Pickle preserves the full Python object, including cached binary arrays. This is the fastest format and also the most fragile:

  • A pickle written with one version of gpmap-v2 is only guaranteed to load on the same major version.
  • Class paths inside the gpmap package are stable within a major version. Internal refactors that move classes between modules will break pickles across minor versions; we treat that as a breaking change.

For long-term storage, prefer JSON or CSV.

DataFrame round-trip

If you already have a pd.DataFrame, hydrate directly:

gpm = GenotypePhenotypeMap.from_dataframe(df, wildtype="AAA")

This is also how to round-trip through any format pandas supports natively (parquet, feather, HDF, ...). You provide the wildtype on the way in; everything else (alphabets, site labels) is inferred or defaulted.

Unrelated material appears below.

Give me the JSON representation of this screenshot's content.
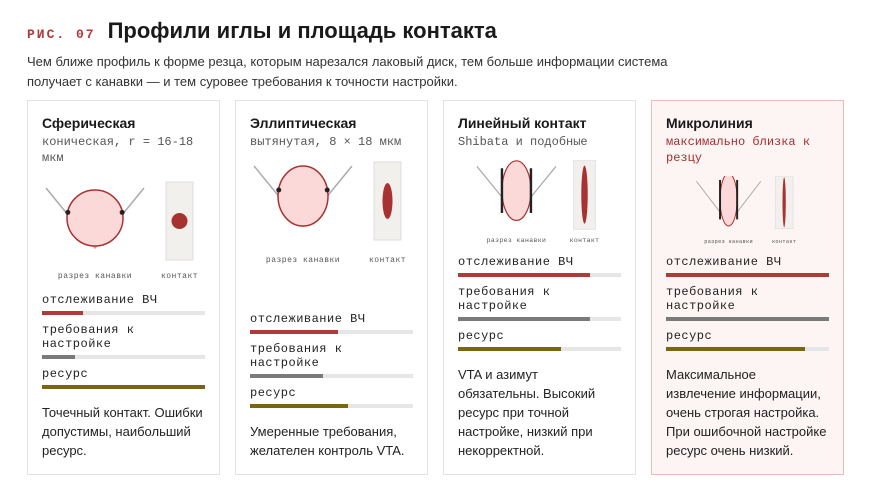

When you save a DataFrame externally, store the wildtype and per-site alphabets in your own sidecar; gpmap-v2 only owns the JSON/CSV/Excel sidecar conventions.

Performance notes

Format n=65k (L=16) round-trip Notes
Pickle ~50 ms full object dump
JSON ~150 ms one large indented dictionary
CSV ~80 ms data only, sidecar is trivial
Excel ~1 s openpyxl overhead dominates

For programmatic pipelines, CSV is the sweet spot: pandas-friendly, version-stable, and fast. JSON is the best human-readable archival format.